A Calderdale Council community learning service which required improvement is now rated as “good” following its latest inspection by regulator Ofsted.
The Council is now rated as a good provider of community learning and skills, with effective leadership allowing learners to grow, achieve highly on courses leading to qualifications and meet personal development goals on non-accredited programmes.
A high proportion of learners progressed to higher levels of study, work-related activities or employment on completion of their course and learners’ achievements on programmes leading to qualifications are good.
The council’s adult learning provision is delivered through the adult and community learning service Calderdale Adult Learning (CAL), which provides courses for around 3,800 adults every year, courses ranging from information and communication technology to languages, literacy, numeracy and “preparation for life”.
CAL also offers family learning in partnership with a large number of schools in the borough and similarly with six sub-contractors delivers learning in some of the borough’s most deprived communities.
The team of five inspectors led by lead inspector Tracey Mace-Akroyd said leaders, managers and staff had tackled successfully most of the areas for improvement identified in the last inspection in 2016.
After their four-day inspection visit in January and February this year they concluded: “They have raised expectations and aspirations for learners, particularly in the communities that they target in Halifax.”
Strong links with sub-contractors, local enterprise partners, agencies and voluntary organisations enabled CAL to provide a responsive curriculum which meets local and regional skills priorities and the needs of the most isolated and disadvantaged communities.
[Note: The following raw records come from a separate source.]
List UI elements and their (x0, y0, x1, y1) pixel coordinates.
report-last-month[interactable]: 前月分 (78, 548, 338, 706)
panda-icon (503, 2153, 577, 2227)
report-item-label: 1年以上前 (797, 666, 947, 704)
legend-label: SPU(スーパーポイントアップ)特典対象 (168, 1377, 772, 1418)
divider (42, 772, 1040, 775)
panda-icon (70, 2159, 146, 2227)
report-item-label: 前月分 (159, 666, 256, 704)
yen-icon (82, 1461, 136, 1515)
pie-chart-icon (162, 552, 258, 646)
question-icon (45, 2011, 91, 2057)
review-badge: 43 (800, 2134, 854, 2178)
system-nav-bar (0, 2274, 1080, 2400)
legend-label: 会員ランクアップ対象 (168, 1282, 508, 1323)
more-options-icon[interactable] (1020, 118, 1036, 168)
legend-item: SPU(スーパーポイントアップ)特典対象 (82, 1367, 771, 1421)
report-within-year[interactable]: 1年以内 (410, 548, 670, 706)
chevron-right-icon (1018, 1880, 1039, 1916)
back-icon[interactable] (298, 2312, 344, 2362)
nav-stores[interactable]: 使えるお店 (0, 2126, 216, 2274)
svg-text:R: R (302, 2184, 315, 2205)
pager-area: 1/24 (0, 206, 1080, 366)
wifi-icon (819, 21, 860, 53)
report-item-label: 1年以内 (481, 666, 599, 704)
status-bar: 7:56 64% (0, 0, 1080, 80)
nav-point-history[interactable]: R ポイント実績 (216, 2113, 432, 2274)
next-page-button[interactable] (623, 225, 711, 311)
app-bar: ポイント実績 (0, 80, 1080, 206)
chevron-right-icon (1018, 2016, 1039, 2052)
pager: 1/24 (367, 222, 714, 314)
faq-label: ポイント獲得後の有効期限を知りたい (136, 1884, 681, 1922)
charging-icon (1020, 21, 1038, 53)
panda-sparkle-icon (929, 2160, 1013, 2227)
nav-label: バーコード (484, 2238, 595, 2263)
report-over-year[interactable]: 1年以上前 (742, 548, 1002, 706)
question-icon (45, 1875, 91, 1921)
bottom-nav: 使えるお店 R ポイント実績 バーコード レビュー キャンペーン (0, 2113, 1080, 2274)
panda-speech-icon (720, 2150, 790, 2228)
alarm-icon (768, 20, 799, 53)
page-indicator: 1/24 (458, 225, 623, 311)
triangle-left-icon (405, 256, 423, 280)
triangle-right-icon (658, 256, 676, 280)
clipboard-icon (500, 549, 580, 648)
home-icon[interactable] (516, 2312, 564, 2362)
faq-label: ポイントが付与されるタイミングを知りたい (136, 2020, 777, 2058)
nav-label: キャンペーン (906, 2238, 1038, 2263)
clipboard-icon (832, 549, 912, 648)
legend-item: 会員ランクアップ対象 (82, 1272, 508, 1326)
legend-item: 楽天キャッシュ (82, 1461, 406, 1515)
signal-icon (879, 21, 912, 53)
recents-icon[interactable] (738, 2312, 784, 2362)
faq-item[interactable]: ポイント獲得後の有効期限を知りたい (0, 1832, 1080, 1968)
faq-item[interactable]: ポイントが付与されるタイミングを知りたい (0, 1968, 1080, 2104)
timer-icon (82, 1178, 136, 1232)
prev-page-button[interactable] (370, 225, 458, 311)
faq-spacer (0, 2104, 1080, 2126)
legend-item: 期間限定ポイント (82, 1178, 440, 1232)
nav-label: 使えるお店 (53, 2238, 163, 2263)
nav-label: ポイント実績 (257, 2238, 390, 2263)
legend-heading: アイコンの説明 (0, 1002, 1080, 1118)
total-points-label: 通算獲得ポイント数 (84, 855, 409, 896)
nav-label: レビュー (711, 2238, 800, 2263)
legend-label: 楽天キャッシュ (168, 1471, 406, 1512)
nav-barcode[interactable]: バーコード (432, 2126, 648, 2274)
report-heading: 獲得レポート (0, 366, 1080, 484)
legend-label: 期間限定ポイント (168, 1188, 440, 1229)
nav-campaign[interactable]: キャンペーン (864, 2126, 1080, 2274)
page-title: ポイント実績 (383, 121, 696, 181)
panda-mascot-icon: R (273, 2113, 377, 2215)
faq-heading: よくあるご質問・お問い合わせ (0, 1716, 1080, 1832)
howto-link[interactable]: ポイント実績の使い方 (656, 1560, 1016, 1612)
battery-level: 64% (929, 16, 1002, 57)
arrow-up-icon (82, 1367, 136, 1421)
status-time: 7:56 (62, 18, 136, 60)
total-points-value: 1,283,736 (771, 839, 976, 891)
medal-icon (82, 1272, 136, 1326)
Actions were managed and planned effectively by leaders and managers whose self-assessment was largely accurate and highly self-critical, said the inspectors.
In turn councillors demonstrate a high level of support and investment in maintaining high quality adult learning provision, ensuring the council’s high aspirations are met and performance targets achieved.
The result is Ofsted rating the authority’s service as “good” in every aspect.
“Teachers are skilled in planning and delivering high quality and interesting learning activities…teachers set high expectations for learners (and) use their specialist skills well,” says the report.
In family learning lessons, learners report they are able to help their children understand English and mathematics better as a result of their course and the learning activities have a positive impact on behaviour in school and family life.
“Learners grow in confidence; they develop very good personal, social and, in many cases, work-related skills that prepare them well for the future,” said the inspectors.
To improve further the authority should ensure learners’ long-term goals include work related skills, improve development of mathematical skills, deploy support staff in lessons more effectively, take action to improve learners’ understanding of the risks of radicalisation and establish clear links between the purpose of non-accredited programmes and the council’s own key priorities.
Calderdale Council’s director for adults and children’s services, Stuart Smith, said: “It’s great news that Calderdale Adult Learning has received such a positive Ofsted report.
“A lot of hard work has gone into making improvements in the service and I’m pleased that this has now been formally recognised with a ‘good’ rating.
“The service offers a variety of fantastic learning opportunities, which supports local communities to access learning and employment, reducing social isolation and improving emotional health and wellbeing.
“This is a service we’re very proud to provide and I’m sure it will go from strength to strength.”